In PHP, it can be achieved as below

session_set_cookie_params(0, '/PATH/; SameSite=None', <COOKIE_DOMAIN>, true, true);

Answer 2

I found the problem.

Paypal redirect back client to yoursite.com without the www.

cookies on http://www.yoursite.com are http://yoursite.com are not considered the same.

To fix that, add .htaccess to your www root;

RewriteEngine on
RewriteCond %{HTTP_HOST} ^yoursite.com$
RewriteRule ^.*$ "http\:\/\/www\.yoursite\.com" [R=301,L]

Answer 3

As long as the customer has cookies enabled in their browser, the session will remain when they return, unless they've closed their browser window first. Sessions IDs are kept in a cookie, which expires when the browser closes.

You could also, if you wanted to, keep the information in a cookie, though this would be less preferable if there was any private information you needed to be kept.

EDIT also, the answer about creating a session in HTTPS then accessing it again in HTTP is correct.

Answer 4

Session may be lost if visitor was in HTTP when leaving and comes back as HTTPS (or vice-versa)

Answer 5

That depends on how long it takes them to come back to your site. I don't know what the default expire time is for sessions but you can assume it to be anywhere from a few minutes to a few hours.
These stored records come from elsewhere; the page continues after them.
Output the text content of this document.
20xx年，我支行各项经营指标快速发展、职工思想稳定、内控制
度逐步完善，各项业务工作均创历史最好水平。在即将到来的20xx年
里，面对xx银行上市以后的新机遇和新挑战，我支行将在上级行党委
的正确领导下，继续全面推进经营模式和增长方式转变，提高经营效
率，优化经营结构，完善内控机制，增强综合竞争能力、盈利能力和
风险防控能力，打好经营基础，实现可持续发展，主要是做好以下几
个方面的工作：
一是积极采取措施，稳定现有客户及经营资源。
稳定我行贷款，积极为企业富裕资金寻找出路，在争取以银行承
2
If you want to assure the user gets to see whatever he needs to, you will need the payment gateway to redirect the user to a URL that you specify. For instance:

/payment.php?status=complete&receipt=875628dwf87sdfsg785623

Where the receipt identifies anything you want it to: the user, the transaction, both?

Most payment gateways support such a feature. If yours does not, contact your payment gateway.
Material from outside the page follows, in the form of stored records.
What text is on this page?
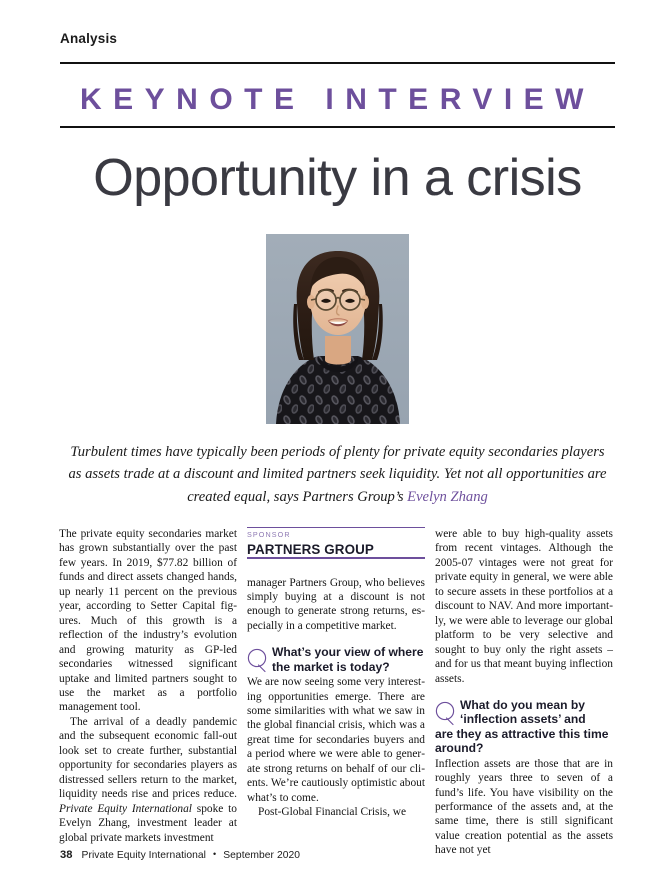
Analysis
KEYNOTE INTERVIEW
Opportunity in a crisis
Turbulent times have typically been periods of plenty for private equity secondaries players as assets trade at a discount and limited partners seek liquidity. Yet not all opportunities are created equal, says Partners Group’s Evelyn Zhang

The private equity secondaries market has grown substantially over the past few years. In 2019, $77.82 billion of funds and direct assets changed hands, up nearly 11 percent on the previous year, according to Setter Capital figures. Much of this growth is a reflection of the industry’s evolution and growing maturity as GP-led secondaries witnessed significant uptake and limited partners sought to use the market as a portfolio management tool.

The arrival of a deadly pandemic and the subsequent economic fall-out look set to create further, substantial opportunity for secondaries players as distressed sellers return to the market, liquidity needs rise and prices reduce. Private Equity International spoke to Evelyn Zhang, investment leader at global private markets investment

SPONSOR

PARTNERS GROUP

manager Partners Group, who believes simply buying at a discount is not enough to generate strong returns, especially in a competitive market.

What’s your view of where the market is today?

We are now seeing some very interesting opportunities emerge. There are some similarities with what we saw in the global financial crisis, which was a great time for secondaries buyers and a period where we were able to generate strong returns on behalf of our clients. We’re cautiously optimistic about what’s to come.

Post-Global Financial Crisis, we

were able to buy high-quality assets from recent vintages. Although the 2005-07 vintages were not great for private equity in general, we were able to secure assets in these portfolios at a discount to NAV. And more importantly, we were able to leverage our global platform to be very selective and sought to buy only the right assets – and for us that meant buying inflection assets.

What do you mean by
‘inflection assets’ and
are they as attractive this time around?

Inflection assets are those that are in roughly years three to seven of a fund’s life. You have visibility on the performance of the assets and, at the same time, there is still significant value creation potential as the assets have not yet

38 Private Equity International • September 2020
If you want to show them a receipt, do not use sessions or cookies, use the return URL method I describe.

Answer 6

The session is an ID to identify the session and the data belonging to the session. The data is stored on your server as long as you like. The ID is either saved as a cookie or handled as a GET-parameter which should be avoided generally. If you have the ID saved in a cookie then there is no reason why another site should interfere with it.

So I see no reason why your session should be lost.

Answer 7

Sessions won't get "lost" as long as your server supports session cookies, but they may expire.